In an interview on 09/10/18 at 2:52 p.m., S17IET confirmed she doesn't squirt the water through the cannula of the suction onto a white cloth to be able to see if debris is released from the suction cannula. She indicated she worked 2 years as a chef at the hospital and had been in the SPD for 3 months. When asked how she learned the instruments, she indicated she was first in decontamination and then on this side (sterilization) for a little over a month. She indicated she had training on the instruments with someone who was certified. She further indicated if she's not sure what a particular instrument looked like, she could go Google it by typing the name of the instrument, and a picture of the instrument would appear. When asked by the surveyor what "check integrity" meant when it came upon the computer screen during the assembly, S17IET indicated it meant the needle holders and Adisons had to be checked to see if the instrument worked properly. When asked if she checked them, S17IET said she had not. She further indicated she was supposed to check if scissors were sharp. She indicated she looked, but she didn't cut the paper from the book that was provided for this purpose. She indicated she visually inspected the instruments by opening and visually looking for debris. When told by the surveyor that continuous observation revealed S17IET was not observed to visually inspect each instrument for debris, she offered no comment.
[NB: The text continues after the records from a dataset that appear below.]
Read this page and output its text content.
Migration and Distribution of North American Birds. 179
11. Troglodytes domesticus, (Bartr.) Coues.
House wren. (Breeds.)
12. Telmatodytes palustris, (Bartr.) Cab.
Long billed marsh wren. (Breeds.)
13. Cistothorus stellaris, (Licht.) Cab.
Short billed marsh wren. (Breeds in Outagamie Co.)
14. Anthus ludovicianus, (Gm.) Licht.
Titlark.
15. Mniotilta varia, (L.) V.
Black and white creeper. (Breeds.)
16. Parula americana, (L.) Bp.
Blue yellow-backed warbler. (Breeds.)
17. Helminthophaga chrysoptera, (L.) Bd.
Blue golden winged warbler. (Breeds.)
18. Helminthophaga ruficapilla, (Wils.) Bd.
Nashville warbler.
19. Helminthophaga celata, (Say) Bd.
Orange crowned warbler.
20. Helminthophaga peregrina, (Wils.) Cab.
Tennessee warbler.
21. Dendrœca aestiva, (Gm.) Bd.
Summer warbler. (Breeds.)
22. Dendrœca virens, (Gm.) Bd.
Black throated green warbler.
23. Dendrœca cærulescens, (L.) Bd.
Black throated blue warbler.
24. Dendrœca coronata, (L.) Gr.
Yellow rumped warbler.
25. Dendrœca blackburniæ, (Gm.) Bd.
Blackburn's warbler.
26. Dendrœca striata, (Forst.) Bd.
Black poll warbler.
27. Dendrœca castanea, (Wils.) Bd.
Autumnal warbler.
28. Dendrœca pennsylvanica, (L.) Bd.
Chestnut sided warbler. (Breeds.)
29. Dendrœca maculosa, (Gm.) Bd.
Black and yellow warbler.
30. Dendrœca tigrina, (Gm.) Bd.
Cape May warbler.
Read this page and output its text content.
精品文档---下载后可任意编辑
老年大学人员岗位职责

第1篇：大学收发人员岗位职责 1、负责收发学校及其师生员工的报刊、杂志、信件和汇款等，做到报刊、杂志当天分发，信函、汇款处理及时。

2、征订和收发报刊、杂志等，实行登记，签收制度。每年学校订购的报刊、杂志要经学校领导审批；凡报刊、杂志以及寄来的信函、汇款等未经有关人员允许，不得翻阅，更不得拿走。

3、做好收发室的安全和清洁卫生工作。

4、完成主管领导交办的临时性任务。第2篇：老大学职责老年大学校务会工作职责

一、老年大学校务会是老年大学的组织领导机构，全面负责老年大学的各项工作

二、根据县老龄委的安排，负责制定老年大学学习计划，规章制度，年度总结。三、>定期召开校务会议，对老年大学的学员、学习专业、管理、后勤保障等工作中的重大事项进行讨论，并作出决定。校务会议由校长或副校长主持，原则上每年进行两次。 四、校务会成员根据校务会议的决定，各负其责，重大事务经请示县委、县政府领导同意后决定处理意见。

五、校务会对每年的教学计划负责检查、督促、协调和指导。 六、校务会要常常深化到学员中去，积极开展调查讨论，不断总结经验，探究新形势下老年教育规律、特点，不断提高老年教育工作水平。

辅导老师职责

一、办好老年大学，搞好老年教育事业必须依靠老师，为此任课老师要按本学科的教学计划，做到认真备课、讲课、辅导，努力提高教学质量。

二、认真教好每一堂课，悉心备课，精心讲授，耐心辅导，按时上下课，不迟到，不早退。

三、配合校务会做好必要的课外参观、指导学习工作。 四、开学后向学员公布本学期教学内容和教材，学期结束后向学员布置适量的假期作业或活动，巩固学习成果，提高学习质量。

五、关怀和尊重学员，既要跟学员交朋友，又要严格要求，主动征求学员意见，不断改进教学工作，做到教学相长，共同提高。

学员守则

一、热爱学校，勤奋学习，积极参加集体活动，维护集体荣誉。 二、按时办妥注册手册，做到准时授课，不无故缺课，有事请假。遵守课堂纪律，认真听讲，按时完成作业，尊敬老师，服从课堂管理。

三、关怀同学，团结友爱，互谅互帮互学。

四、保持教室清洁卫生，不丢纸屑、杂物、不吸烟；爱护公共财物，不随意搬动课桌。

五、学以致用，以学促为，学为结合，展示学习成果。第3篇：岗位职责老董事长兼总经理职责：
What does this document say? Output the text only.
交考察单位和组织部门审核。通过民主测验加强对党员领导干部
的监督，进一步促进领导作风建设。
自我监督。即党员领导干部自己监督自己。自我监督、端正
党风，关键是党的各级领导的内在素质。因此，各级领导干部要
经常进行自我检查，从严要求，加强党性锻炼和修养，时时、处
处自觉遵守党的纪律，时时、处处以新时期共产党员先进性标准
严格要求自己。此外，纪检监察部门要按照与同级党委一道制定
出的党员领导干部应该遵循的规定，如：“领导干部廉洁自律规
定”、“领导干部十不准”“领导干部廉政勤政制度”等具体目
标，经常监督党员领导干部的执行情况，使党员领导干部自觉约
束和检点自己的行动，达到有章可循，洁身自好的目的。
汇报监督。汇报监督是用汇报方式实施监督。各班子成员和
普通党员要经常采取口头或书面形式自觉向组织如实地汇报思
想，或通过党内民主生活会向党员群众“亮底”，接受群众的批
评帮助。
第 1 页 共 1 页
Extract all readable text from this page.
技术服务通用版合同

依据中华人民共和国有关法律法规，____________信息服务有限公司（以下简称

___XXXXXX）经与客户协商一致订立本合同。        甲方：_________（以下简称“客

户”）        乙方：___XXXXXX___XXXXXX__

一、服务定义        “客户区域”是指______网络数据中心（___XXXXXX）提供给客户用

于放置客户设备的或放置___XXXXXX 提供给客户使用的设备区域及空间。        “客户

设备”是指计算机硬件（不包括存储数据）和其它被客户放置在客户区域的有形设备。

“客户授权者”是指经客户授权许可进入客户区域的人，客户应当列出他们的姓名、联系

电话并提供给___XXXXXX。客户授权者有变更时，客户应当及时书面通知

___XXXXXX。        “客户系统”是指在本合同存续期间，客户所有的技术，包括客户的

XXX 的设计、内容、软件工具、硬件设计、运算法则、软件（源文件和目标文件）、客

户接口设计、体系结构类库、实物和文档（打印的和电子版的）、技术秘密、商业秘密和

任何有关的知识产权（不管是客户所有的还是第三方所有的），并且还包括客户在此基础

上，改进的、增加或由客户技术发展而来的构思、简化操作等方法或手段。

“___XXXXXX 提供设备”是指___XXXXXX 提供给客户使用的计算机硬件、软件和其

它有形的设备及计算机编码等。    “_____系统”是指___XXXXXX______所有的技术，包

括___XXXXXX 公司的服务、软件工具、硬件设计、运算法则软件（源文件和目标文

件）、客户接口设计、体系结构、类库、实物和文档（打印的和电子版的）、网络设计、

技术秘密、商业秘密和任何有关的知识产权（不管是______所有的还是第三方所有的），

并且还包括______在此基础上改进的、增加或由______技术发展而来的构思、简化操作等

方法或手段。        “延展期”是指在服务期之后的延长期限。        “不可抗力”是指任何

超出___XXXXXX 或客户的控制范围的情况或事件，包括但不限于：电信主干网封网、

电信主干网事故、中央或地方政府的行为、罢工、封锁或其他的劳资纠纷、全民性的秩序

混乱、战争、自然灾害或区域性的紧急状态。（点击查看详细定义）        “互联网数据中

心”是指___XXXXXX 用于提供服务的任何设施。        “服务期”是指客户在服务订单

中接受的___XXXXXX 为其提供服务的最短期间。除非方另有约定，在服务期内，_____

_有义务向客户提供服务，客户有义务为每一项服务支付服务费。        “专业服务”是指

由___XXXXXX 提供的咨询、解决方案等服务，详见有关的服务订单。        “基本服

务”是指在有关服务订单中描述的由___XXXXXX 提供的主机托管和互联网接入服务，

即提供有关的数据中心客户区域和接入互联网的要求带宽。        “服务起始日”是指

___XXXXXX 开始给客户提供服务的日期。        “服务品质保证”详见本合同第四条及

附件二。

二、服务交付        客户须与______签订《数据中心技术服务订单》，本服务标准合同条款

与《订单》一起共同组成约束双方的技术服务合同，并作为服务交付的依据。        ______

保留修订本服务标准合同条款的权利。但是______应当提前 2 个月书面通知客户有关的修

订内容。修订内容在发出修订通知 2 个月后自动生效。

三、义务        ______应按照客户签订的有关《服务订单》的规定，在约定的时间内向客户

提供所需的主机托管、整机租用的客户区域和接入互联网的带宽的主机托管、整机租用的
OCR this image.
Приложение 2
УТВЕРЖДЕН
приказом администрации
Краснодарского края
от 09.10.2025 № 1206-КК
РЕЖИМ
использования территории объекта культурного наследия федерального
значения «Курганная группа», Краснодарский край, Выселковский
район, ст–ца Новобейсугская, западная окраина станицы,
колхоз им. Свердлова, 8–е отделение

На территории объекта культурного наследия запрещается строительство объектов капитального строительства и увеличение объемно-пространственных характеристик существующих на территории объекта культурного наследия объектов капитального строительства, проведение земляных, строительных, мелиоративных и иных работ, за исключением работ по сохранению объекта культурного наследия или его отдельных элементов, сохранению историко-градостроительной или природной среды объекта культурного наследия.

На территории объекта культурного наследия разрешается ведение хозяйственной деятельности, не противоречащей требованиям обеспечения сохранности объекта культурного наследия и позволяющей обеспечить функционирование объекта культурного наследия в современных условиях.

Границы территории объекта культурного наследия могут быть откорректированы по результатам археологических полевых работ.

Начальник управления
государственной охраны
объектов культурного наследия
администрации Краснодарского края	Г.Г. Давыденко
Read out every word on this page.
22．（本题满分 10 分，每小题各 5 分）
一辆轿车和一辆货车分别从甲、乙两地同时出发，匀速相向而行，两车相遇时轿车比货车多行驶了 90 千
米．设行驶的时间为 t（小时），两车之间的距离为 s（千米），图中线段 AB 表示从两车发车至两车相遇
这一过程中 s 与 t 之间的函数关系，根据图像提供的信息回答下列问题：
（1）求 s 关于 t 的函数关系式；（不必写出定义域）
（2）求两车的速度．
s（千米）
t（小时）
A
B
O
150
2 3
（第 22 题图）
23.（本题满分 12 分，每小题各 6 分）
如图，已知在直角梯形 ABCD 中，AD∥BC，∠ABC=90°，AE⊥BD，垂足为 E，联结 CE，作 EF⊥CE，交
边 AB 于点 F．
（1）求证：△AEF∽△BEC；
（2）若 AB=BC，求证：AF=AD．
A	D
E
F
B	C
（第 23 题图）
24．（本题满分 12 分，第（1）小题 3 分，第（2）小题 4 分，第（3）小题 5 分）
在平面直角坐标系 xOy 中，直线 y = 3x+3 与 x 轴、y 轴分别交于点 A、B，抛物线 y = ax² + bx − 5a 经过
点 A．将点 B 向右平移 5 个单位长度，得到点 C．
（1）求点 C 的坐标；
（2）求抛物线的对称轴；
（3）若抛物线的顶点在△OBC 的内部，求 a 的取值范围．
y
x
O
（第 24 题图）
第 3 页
In an interview on 09/10/18 at 3:34 p.m., S16SPM indicated that S17IET's tray would be assessed for quality by an experienced staff member. When asked if the quality assessment would reveal that S17IET had not inspected each instrument and tested scissors for sharpness, he answered, "no." He confirmed the above observations of S17IET assembling the tray were breaches in the process.


In an interview 09/11/18 at 1:55 p.m., S46LSPDT reported the decontamination and cleaning process is to visually inspect each instrument, looking at any hinged areas, or depressed areas such as those with "teeth" . S46LSPDT verified S14SPT should have performed this step during the cleaning and decontamination process. S46LSPDT reported that S14SPT was still in training, but had been evaluated as competent in the decontamination area of SPD, so she was working independently without supervision.


In an interview on 09/11/18 at 3:15 p.m., S16SPM indicated the tray for Patient R17 was sterilized on 09/10/18 at 9:53 a.m. and was assembled by S25CRCST, a traveler with Company A.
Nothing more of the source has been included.